Aquí dentro, sobre el suelo tu ropa yace arrugada y vacía de tu contorno, sin la cálida textura que te forma. La cama está tendida bajo tu cuerpo, el tejido de nudos de la lana contrasta con la sábana de suave franela, con el tocador en el que por debajo del barniz aún se pueden seguir las vetas con las llemas de los dedos. Me descalzo y camino sobre el tapete que hace a la vez cosquillas y masaje, me acerco.

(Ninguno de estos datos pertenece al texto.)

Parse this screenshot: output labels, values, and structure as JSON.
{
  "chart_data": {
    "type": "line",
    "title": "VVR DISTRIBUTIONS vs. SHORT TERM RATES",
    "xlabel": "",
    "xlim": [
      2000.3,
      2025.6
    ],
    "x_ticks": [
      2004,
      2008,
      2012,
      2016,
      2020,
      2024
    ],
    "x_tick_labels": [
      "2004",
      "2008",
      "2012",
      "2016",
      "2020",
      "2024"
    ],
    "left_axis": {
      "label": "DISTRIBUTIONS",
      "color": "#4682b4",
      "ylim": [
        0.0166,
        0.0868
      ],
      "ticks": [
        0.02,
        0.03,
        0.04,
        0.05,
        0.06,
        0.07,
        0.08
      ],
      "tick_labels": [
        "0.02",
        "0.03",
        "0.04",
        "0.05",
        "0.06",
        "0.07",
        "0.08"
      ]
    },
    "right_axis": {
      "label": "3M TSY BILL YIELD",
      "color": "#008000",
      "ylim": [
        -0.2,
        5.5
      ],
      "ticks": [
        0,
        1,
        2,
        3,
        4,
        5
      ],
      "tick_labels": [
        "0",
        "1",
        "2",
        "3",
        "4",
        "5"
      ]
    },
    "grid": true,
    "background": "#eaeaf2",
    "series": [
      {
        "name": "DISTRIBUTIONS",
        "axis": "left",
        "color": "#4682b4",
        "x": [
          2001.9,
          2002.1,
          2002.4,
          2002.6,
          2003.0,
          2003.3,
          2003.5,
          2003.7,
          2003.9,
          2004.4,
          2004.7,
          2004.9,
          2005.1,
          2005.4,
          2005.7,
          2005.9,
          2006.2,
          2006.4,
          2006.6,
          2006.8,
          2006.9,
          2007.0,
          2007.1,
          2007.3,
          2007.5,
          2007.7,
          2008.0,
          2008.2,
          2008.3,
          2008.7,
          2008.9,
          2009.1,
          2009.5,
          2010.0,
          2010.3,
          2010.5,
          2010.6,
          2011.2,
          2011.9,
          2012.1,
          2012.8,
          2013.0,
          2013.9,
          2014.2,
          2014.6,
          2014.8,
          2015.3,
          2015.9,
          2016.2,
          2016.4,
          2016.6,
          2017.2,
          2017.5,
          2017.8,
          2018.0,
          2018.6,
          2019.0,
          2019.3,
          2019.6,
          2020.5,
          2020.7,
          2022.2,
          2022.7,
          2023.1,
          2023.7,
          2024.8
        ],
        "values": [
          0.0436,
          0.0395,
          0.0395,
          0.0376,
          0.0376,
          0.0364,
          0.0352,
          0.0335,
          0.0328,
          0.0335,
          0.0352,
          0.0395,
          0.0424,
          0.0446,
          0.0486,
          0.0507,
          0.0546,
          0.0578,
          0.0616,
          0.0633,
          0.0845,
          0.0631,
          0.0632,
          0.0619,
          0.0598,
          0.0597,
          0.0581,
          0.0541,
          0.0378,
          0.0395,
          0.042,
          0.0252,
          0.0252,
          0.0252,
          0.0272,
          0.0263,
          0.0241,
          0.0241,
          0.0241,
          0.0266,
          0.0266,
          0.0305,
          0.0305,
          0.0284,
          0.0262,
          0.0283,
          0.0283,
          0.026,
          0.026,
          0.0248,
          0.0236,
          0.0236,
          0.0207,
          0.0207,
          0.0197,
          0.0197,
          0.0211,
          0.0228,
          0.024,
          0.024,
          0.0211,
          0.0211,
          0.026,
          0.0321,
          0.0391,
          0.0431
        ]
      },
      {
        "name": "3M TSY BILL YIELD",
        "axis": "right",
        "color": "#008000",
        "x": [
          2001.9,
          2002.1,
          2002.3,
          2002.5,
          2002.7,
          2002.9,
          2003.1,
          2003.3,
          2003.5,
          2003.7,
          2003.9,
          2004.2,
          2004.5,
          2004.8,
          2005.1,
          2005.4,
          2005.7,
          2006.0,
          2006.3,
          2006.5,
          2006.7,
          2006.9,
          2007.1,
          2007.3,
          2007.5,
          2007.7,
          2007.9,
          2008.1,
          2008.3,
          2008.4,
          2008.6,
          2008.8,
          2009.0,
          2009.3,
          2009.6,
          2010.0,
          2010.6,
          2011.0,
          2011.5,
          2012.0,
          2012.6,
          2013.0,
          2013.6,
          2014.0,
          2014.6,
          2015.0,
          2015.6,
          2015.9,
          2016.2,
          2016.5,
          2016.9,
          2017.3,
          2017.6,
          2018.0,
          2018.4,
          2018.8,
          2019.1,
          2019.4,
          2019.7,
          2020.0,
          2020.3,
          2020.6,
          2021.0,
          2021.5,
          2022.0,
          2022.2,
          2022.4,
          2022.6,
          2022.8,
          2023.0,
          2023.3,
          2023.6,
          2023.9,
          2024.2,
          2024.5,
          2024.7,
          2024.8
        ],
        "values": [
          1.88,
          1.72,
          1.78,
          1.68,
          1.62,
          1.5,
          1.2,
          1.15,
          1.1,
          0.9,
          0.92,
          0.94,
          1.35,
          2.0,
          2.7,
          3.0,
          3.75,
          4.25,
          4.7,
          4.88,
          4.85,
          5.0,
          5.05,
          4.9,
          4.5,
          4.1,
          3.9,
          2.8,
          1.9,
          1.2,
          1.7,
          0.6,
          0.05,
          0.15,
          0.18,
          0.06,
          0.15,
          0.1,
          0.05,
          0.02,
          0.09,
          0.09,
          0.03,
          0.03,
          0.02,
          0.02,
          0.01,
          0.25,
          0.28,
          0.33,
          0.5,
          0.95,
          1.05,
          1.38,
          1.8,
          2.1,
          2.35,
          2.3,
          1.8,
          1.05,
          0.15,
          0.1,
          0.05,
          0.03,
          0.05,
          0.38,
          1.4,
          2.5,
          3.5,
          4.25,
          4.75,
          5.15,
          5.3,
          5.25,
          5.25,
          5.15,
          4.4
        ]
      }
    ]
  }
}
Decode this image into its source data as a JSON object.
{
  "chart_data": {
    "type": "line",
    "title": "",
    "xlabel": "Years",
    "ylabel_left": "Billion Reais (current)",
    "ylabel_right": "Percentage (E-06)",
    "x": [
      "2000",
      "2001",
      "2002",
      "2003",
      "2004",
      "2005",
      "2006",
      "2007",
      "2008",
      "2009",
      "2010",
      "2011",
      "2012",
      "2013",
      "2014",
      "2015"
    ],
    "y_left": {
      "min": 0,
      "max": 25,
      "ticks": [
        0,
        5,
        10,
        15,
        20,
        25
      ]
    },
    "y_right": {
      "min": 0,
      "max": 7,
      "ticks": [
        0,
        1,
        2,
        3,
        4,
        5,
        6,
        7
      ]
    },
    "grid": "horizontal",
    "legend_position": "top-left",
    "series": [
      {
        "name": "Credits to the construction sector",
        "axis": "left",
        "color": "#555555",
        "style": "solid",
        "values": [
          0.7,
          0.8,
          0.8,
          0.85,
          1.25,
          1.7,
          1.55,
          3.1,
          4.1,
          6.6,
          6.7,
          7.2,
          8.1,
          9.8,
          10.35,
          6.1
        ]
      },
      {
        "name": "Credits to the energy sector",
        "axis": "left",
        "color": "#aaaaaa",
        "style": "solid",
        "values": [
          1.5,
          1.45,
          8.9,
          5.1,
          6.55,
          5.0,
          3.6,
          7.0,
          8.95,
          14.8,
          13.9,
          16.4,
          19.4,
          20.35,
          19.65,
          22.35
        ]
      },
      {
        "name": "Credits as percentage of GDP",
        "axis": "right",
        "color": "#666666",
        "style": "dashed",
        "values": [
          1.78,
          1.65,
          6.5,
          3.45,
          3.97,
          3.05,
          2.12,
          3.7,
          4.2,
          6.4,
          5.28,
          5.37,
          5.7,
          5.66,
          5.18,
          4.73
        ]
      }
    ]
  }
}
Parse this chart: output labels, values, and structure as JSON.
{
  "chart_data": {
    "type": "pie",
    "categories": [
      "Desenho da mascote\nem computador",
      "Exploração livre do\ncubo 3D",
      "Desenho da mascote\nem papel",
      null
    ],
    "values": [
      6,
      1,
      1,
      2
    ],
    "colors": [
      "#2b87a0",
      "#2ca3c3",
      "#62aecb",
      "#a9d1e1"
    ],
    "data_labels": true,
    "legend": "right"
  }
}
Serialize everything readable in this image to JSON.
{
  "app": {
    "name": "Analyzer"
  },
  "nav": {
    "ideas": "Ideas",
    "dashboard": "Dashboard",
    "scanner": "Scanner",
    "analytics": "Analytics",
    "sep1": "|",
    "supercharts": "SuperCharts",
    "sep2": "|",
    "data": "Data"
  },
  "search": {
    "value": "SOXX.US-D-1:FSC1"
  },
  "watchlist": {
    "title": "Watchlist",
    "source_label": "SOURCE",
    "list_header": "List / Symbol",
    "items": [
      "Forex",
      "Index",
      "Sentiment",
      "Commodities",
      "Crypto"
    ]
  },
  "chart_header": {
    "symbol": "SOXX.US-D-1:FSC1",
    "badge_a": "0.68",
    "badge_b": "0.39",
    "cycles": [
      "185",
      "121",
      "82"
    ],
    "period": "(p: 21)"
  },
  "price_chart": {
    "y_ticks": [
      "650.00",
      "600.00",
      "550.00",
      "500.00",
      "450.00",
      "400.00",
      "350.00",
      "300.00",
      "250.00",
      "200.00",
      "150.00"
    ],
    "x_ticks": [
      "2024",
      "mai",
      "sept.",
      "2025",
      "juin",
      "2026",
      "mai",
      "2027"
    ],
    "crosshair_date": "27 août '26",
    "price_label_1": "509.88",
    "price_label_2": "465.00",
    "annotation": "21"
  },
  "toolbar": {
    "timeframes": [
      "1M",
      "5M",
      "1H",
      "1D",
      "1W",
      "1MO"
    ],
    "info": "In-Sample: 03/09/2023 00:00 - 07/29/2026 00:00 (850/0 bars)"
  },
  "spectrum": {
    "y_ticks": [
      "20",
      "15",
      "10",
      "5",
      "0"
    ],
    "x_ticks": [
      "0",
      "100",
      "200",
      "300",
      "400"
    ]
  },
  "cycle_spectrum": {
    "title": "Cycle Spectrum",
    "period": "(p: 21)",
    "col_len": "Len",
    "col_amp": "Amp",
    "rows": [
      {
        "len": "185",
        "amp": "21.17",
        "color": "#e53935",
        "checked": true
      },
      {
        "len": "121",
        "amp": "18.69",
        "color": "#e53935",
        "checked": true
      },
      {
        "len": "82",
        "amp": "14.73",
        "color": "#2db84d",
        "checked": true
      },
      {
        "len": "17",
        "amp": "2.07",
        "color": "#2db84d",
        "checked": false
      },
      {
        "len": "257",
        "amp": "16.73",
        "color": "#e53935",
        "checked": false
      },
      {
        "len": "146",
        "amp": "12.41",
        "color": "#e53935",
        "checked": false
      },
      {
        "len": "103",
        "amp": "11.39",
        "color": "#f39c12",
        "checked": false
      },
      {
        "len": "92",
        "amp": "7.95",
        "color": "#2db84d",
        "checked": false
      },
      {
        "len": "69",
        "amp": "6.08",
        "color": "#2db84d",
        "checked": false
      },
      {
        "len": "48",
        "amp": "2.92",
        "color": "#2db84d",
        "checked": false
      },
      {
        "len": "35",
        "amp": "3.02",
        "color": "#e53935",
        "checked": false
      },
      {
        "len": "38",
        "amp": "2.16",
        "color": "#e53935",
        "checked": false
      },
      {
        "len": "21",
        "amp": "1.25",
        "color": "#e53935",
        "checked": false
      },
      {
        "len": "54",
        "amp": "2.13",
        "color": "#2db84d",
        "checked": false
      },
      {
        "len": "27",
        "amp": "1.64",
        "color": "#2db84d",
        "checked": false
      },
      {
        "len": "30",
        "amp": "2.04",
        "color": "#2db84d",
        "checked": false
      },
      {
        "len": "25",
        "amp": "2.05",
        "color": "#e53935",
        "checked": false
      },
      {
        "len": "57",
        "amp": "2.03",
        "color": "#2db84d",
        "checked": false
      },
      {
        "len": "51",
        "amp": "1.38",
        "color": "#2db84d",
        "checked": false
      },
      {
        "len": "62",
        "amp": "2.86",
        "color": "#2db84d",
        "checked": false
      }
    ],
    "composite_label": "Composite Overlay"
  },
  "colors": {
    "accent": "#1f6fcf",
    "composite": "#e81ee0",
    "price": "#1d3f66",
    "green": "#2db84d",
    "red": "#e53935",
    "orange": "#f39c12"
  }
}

Entonces te toco. Mis manos se demoran recorriéndote y el continuo roce de la dermis de tu muslo clama por ser eternamente dulce.

..

adivinándote, esculpiéndote a besos te cobijo las caderas. Sobre el mullido lecho palpo el contorno de tu torso, el pliegue de tu brazo, la tirantez de tu cuello cuando descansas -como ahora- con la cabeza reclinada hacia atrás... rozo con mano lenta, aunque con una presión ligera, la humedad de tus mejillas, tu cabello lacio sobre la almohada, tu pecho que asciende y desciende bajo mi cabeza recostada. Te circundo y me detengo en tanto mi cuerpo se arrolla para volver a ti.

Entonces te paladeo, te lamo, te muerdo.

Afuera el sonido de la lluvia fue nítidamente diferenciable del bullicio que ahora hacen las hojas al arremolinarse por el tenue contacto con el viento. El sol aún no termina de ponerse. Se escucha el revolotear de las abejas en torno de las sábilas, el susurro apenas perceptible de las flores de jacaranda al caer sobre las hojas en el suelo, el trino de ese pájaro que siempre nos sorprende por el parecido que guarda con el timbre del teléfono. Oigo la típica orquestación de tarde, una tarde apacible como tu.

Adentro, en la estancia, suena el disco que me diste, el segundero del reloj en la pared de la cocina, el burbujear de las ollas en la estufa, el movimiento de las cortinas causado por el viento. Escucho mis pasos ascender hacia la alcoba, en donde además de tu respiración, percibo el resbalar de mis pies sobre el tapete, el crujir de la tela del sarape cuando te vuelves y hablas...

Entonces te escucho: tu dices mi nombre y continuamos sin palabras hasta el mutuo desenlace, en el lecho inundado de ecos satisfechos, del sonido de la uña resbalando sobre piel, del caer de los cojines sobre el suelo, pero además, de olor a tórtolos, de color tierra, de nuestro tembloroso contento y tu corriente fluyendo entre mis cauces.

El sol se pone por fin y nosotros sólo somos uno al caer la noche, y nos sorprende el vivir amargo de los hombres y la soledad del mundo, y sobre todo la crueldad de las ventanas que siempre muestran lo de fuera.